Training G and D at the same time

Hi, I wrote a basic GAN and wonder if it’s possible to train G and D in the same step.
Many codes I’ve seen use alternating steps to train G and D and I find this inefficient.

The idea is to have two optimizers like this:

opt_G = Adam(G.parameters())
opt_D = Adam(D.parameters())
loss_G = log(1-D(G(z)))
loss_D = log(D(G(z))) + D(real)

Gradients from loss_G depend on both G.parameters() and D.parameters() but opt_G will only update G.parameters().

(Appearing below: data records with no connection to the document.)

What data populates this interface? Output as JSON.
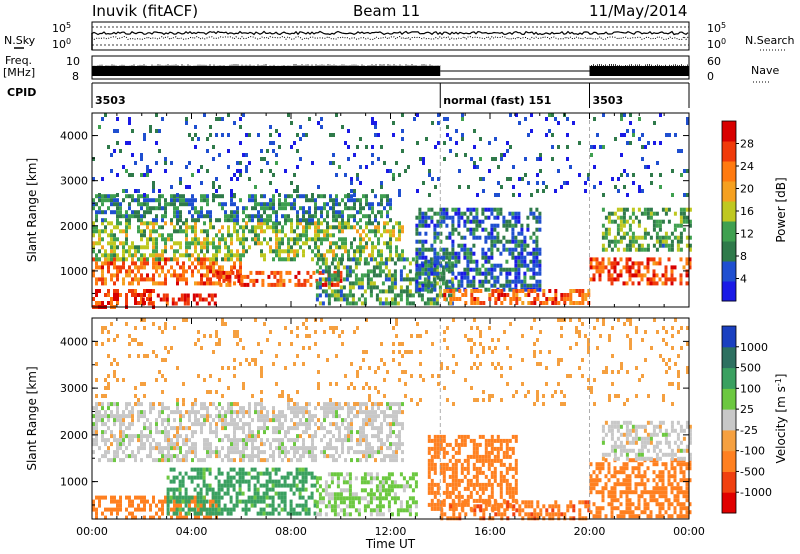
{
  "header": {
    "title": "Inuvik (fitACF)",
    "beam": "Beam 11",
    "date": "11/May/2014"
  },
  "top_panels": {
    "nsky_label": "N.Sky",
    "nsearch_label": "N.Search",
    "freq_label": "Freq.",
    "freq_unit": "[MHz]",
    "nave_label": "Nave",
    "cpid_label": "CPID",
    "noise_left_ticks": [
      "10^5",
      "10^0"
    ],
    "noise_right_ticks": [
      "10^5",
      "10^0"
    ],
    "freq_left_ticks": [
      "10",
      "8"
    ],
    "nave_right_ticks": [
      "60",
      "0"
    ],
    "cpid_segments": [
      {
        "label": "3503",
        "start": 0.0,
        "end": 14.0
      },
      {
        "label": "normal (fast) 151",
        "start": 14.0,
        "end": 20.0
      },
      {
        "label": "3503",
        "start": 20.0,
        "end": 24.0
      }
    ]
  },
  "chart_data": [
    {
      "type": "heatmap",
      "name": "power",
      "ylabel": "Slant Range [km]",
      "yticks": [
        "1000",
        "2000",
        "3000",
        "4000"
      ],
      "ylim": [
        200,
        4500
      ],
      "xlim": [
        0,
        24
      ],
      "colorbar": {
        "label": "Power [dB]",
        "ticks": [
          "4",
          "8",
          "12",
          "16",
          "20",
          "24",
          "28"
        ],
        "range": [
          0,
          32
        ],
        "colors": [
          "#1a1ae6",
          "#1f4fd0",
          "#2f7a4a",
          "#3fa050",
          "#bfc820",
          "#f5a020",
          "#ff7a10",
          "#f03a0a",
          "#d80000"
        ]
      },
      "scatter_bands": [
        {
          "t0": 0.0,
          "t1": 2.5,
          "r0": 200,
          "r1": 600,
          "level": 27
        },
        {
          "t0": 2.0,
          "t1": 5.0,
          "r0": 250,
          "r1": 500,
          "level": 29
        },
        {
          "t0": 0.0,
          "t1": 6.0,
          "r0": 700,
          "r1": 1300,
          "level": 24
        },
        {
          "t0": 5.0,
          "t1": 10.0,
          "r0": 700,
          "r1": 1000,
          "level": 26
        },
        {
          "t0": 0.0,
          "t1": 12.5,
          "r0": 1300,
          "r1": 2100,
          "level": 14
        },
        {
          "t0": 0.0,
          "t1": 12.0,
          "r0": 2100,
          "r1": 2700,
          "level": 9
        },
        {
          "t0": 9.0,
          "t1": 14.5,
          "r0": 300,
          "r1": 1300,
          "level": 11
        },
        {
          "t0": 13.0,
          "t1": 18.0,
          "r0": 600,
          "r1": 2400,
          "level": 7
        },
        {
          "t0": 14.0,
          "t1": 20.0,
          "r0": 300,
          "r1": 600,
          "level": 25
        },
        {
          "t0": 20.0,
          "t1": 24.0,
          "r0": 700,
          "r1": 1300,
          "level": 26
        },
        {
          "t0": 20.5,
          "t1": 24.0,
          "r0": 1500,
          "r1": 2400,
          "level": 12
        },
        {
          "t0": 0.0,
          "t1": 24.0,
          "r0": 2700,
          "r1": 4500,
          "level": 6
        }
      ]
    },
    {
      "type": "heatmap",
      "name": "velocity",
      "ylabel": "Slant Range [km]",
      "yticks": [
        "1000",
        "2000",
        "3000",
        "4000"
      ],
      "ylim": [
        200,
        4500
      ],
      "xlim": [
        0,
        24
      ],
      "xticks": [
        "00:00",
        "04:00",
        "08:00",
        "12:00",
        "16:00",
        "20:00",
        "00:00"
      ],
      "xlabel": "Time UT",
      "colorbar": {
        "label": "Velocity [m s",
        "label_sup": "-1",
        "label_end": "]",
        "ticks": [
          "-1000",
          "-500",
          "-100",
          "-25",
          "25",
          "100",
          "500",
          "1000"
        ],
        "colors": [
          "#e00000",
          "#f04010",
          "#ff8020",
          "#f5a040",
          "#c8c8c8",
          "#6cc840",
          "#3aa060",
          "#2d7060",
          "#1a40c0"
        ]
      },
      "scatter_bands": [
        {
          "t0": 0.0,
          "t1": 5.0,
          "r0": 200,
          "r1": 700,
          "level": -200
        },
        {
          "t0": 0.0,
          "t1": 12.5,
          "r0": 1500,
          "r1": 2700,
          "level": 0
        },
        {
          "t0": 3.0,
          "t1": 9.0,
          "r0": 300,
          "r1": 1300,
          "level": 150
        },
        {
          "t0": 9.0,
          "t1": 13.0,
          "r0": 300,
          "r1": 1200,
          "level": 40
        },
        {
          "t0": 13.5,
          "t1": 17.0,
          "r0": 400,
          "r1": 2000,
          "level": -300
        },
        {
          "t0": 14.0,
          "t1": 20.0,
          "r0": 250,
          "r1": 600,
          "level": -400
        },
        {
          "t0": 20.0,
          "t1": 24.0,
          "r0": 300,
          "r1": 1500,
          "level": -250
        },
        {
          "t0": 20.5,
          "t1": 24.0,
          "r0": 1500,
          "r1": 2300,
          "level": 0
        },
        {
          "t0": 0.0,
          "t1": 24.0,
          "r0": 2700,
          "r1": 4500,
          "level": -60
        }
      ]
    }
  ]
}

The problem with using one optimizer is loss_G.backward() will put some values on grad of D.parameters(). This is wrong because loss_G affect D’s parameters.

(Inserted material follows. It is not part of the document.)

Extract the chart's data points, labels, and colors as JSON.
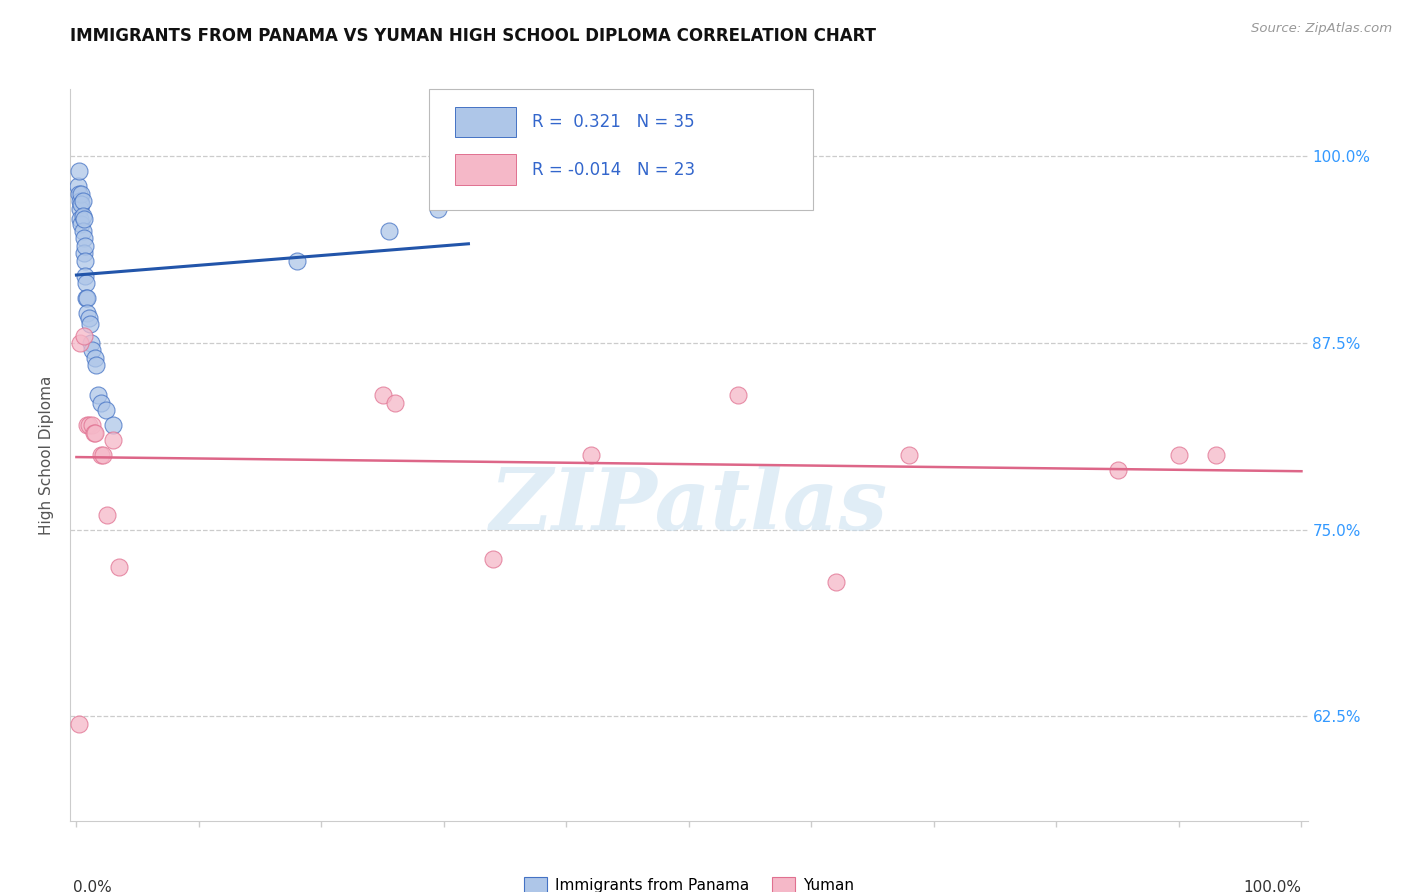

This is what I am thinking:

opt_G.zero_grad()
loss_G.backward()
opt_G.step()

opt_D.zero_grad()
loss_D.backward()
opt_D.step()
  • I am not sure G update doesn’t affect D update in this code.

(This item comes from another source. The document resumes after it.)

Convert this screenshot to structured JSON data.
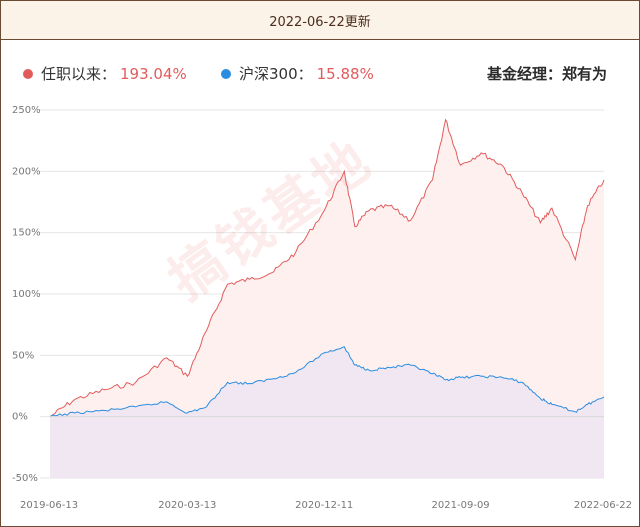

  • How can I use retain_graph or retain_variables for this? There is no documentation about retain_variables.

  • If loss_G.backward() can only update grad on G.parameters and abandon D.parameters I could write in one optimizer (Is this retain_variables?) :

    opt.zero_grad()
    loss_G.backward(G.parameters())
    loss_D.backward(D.parameters())
    opt.step()

In your code, G and D are coordinating. They are not adversarial.

Thanks, fixed the sign.

After fixing the sign, you should notice that only one backward is not possible :slight_smile:

Right, so I have two loss.backwards() but still one forward.
My question is if changing the order of G/D update gives the same result.

(e.g. opt_G.step() updates G, and loss_D depends on G, so loss_D.backward() calculates the grad based on the new G which is wrong?)

Right. So in reality, you would want to calculate both gradients before updating parameters. It is kinda tricky but you can do, in pseudo code:

fake = G(z)
fake_d = fake.detach()
fake_d.requires_grad = True

pred_fake = D(fake_d)
pred_fake_d = pred_fake.detach()
pred_fake_d.requires_grad = True

loss_G = log(1-pred_fake_d)
grad_pred_fake = autograd.grad(loss_G, pred_fake_d)
grad_fake = autograd.grad(pred_fake, fake_d, grad_pred_fake, retain_graph=True)
fake.backward(grad_fake)

loss_D = log(pred_fake) + D(real)
loss_D.backward()
1 Like

Wow, nice trick. Detaching blocks the backprop.